Breast Reconstruction with Implants
Your surgeon can help you decide whether you are able to have reconstructive surgery and what type is best for you. You will be advised to wait if now is not the best time for you. For instance, you may be advised to wait if you need radiation treatments after surgery.
Inserting a tissue expander
Often the breast area is prepared for a breast implant with a tissue expander. This is an empty implant shell that is inserted during surgery. The tissue expander is slowly filled with fluid or air over several weeks. This is done to stretch the chest skin and muscle to make room for a breast implant.

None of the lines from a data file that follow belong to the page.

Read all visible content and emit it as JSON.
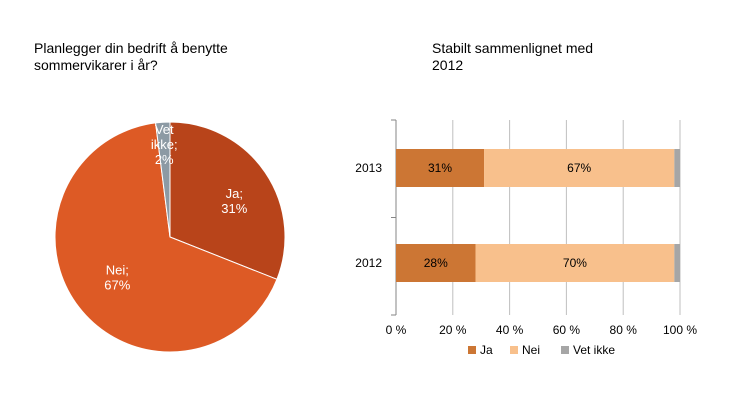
{
  "charts": {
    "pie": {
      "title": "Planlegger din bedrift å benytte\nsommervikarer i år?"
    },
    "bar": {
      "title": "Stabilt sammenlignet med\n2012"
    }
  },
  "chart_data": [
    {
      "type": "pie",
      "title": "Planlegger din bedrift å benytte sommervikarer i år?",
      "slices": [
        {
          "label": "Ja",
          "value": 31,
          "text": "Ja;\n31%",
          "color": "#b8441a"
        },
        {
          "label": "Nei",
          "value": 67,
          "text": "Nei;\n67%",
          "color": "#dd5a25"
        },
        {
          "label": "Vet ikke",
          "value": 2,
          "text": "Vet\nikke;\n2%",
          "color": "#8c9aa4"
        }
      ]
    },
    {
      "type": "bar",
      "orientation": "horizontal-stacked-100",
      "title": "Stabilt sammenlignet med 2012",
      "categories": [
        "2013",
        "2012"
      ],
      "series": [
        {
          "name": "Ja",
          "values": [
            31,
            28
          ],
          "labels": [
            "31%",
            "28%"
          ],
          "color": "#cc7634"
        },
        {
          "name": "Nei",
          "values": [
            67,
            70
          ],
          "labels": [
            "67%",
            "70%"
          ],
          "color": "#f8c08c"
        },
        {
          "name": "Vet ikke",
          "values": [
            2,
            2
          ],
          "labels": [
            "",
            ""
          ],
          "color": "#a6a6a6"
        }
      ],
      "xlim": [
        0,
        100
      ],
      "xticks": [
        "0 %",
        "20 %",
        "40 %",
        "60 %",
        "80 %",
        "100 %"
      ],
      "legend": "bottom",
      "grid": true
    }
  ]
}
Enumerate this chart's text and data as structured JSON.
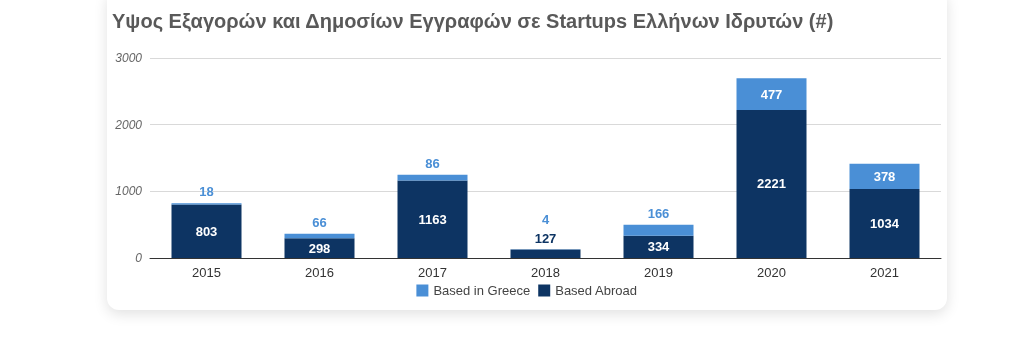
{
  "chart_data": {
    "type": "bar",
    "title": "Υψος Εξαγορών και Δημοσίων Εγγραφών σε Startups Ελλήνων Ιδρυτών (#)",
    "categories": [
      "2015",
      "2016",
      "2017",
      "2018",
      "2019",
      "2020",
      "2021"
    ],
    "series": [
      {
        "name": "Based Abroad",
        "color": "#0d3463",
        "values": [
          803,
          298,
          1163,
          127,
          334,
          2221,
          1034
        ]
      },
      {
        "name": "Based in Greece",
        "color": "#4a8fd6",
        "values": [
          18,
          66,
          86,
          4,
          166,
          477,
          378
        ]
      }
    ],
    "stacked": true,
    "ylim": [
      0,
      3000
    ],
    "yticks": [
      0,
      1000,
      2000,
      3000
    ],
    "grid": "y",
    "legend": "bottom",
    "data_labels": true
  }
}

The tissue expander can be put in through the same cut (incision) as the mastectomy. When the muscle and skin are stretched enough, the expander may be left in place. Or it may be replaced with an implant.
Placing the implant
Most breast implants are shells filled with fluid or gel. To insert the implant, a small incision is made, often through the mastectomy scar. The implant is placed under your chest muscle. Recovery may take
Risks of breast implant
Any type of surgery has some risk. Some problems related to breast reconstruction with implants include:
Fluid collection in the surgical area (called a seroma)
Anesthesia problems (problems with the medicines used to do the surgery)
Bruising and swelling
The most common problem of breast reconstruction done with implants is called capsular contracture. This is when the scar or capsule around the implant begins to tighten. In some cases, this (and other) problems are severe enough to need a second operation.
Talk with your healthcare provider about what problems to look for and when to call them. Make sure you know what number to call with questions or problems, including after office hours, on weekends, and on holidays.
Women who smoke are at higher risk for problems after surgery. These include slow healing, more noticeable scars, and taking longer to recover. Talk with your healthcare provider and get help quitting before surgery.